Which is an RPG. Which adventure games are not. What’s next? Putting in accurate HOTAS controls and a realistic physics-based flight simulator, with its own set of controls that only make sense in the 10 minute part where you’re actually flying, for that one scene where you need to steal a cropduster?

Which, again, is stuff that applies to RPGs, sandbox games, 3D shooters to some extent, and probably some other genres I forgot. But not to adventure games. Adventure games are about story and puzzles, not simulating a realistic sandbox world.

To give an example from another thread: when the player starts randomly clicking around because they feel stuck (and you proposed doing away with mouseover object highlighting), you want to “solve” this by having the game detect it, display a message on the screen telling the player this is not how to play the game, accompanied by a 20 second countdown during which the player is unable to interact with the game world. How does this nonsense create realism, immersion? And there are countless other examples where you propose the idea of actively fighting your players so that they would play the game the way you want it to be played, or needlessly complicating the UI, adding unnecessary distractions, … In fact, it’s a recurring theme with you to constantly fight your players, throw up roadblocks, make their tasks harder without good reason. So yes, I think “making the player’s life miserable” is a pretty accurate description of your general attitude towards game design.

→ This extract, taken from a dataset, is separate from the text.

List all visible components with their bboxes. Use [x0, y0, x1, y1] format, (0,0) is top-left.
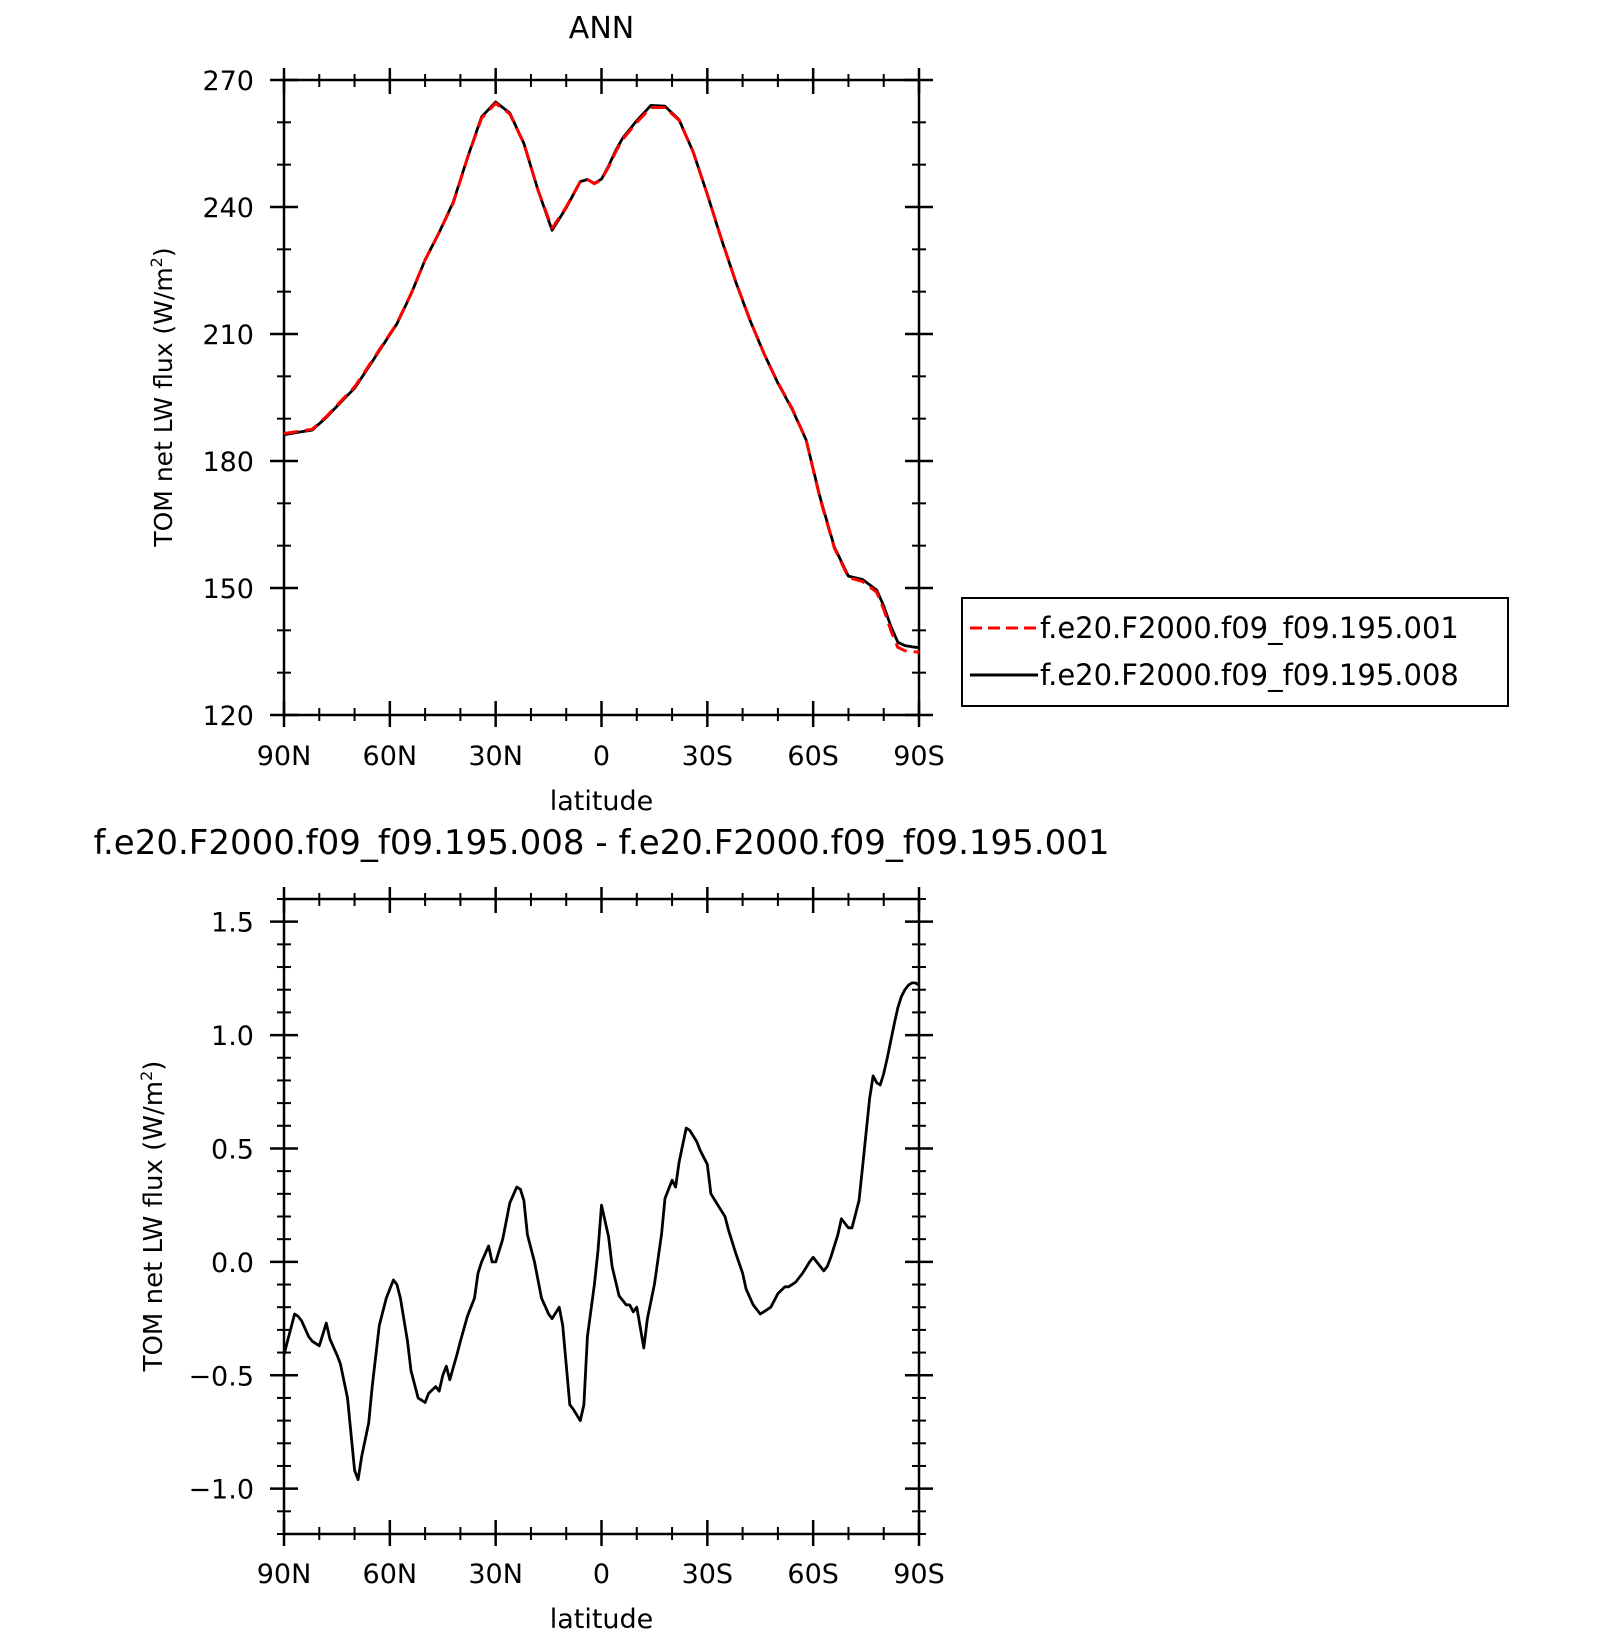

Whenever you feel you have to actively oppose your players, it means you screwed up somewhere in the game design. The proper response is to analyse your design, perhaps ask advice from someone who’s more experienced and who can explain it to you in a way you understand (because despite our best efforts, we seem to be getting nowhere), but it’s not, never punishing the players for your shortcomings as a game designer.

Then why do you need the additional content? If the player ignores the additional stuff, you are wasting your time putting the objects in the game. And if the player notice all the other objects and possibilities he will be confused as jrial pointed out already (what is the water for? why do I have to bake the bread? Do I have to combine the sword with the door? …)

I haven’t played Ultima 7 - but similar role playing games. In these games you could just build a wooden sword and throw it away. But you could use it. And that is the point: The crafted objects are part of the game concept. Sleeping, turning the lights on and all the other actions are useful in a particular case - am I right?

No. :slight_smile: The elements in a game are there for a reason. The developer has included and adjusted all these elements carefully to form the whole game (ok, in most cases :)).

If you remove the fighting in a role playing game you end up with a boring game, because you removed the challenge. In the best case you will get something like Minecraft - but that’s a complete different game!

Another example: You can remove all puzzles from TWP. The story would be still there. But would it still be fun to play TWP?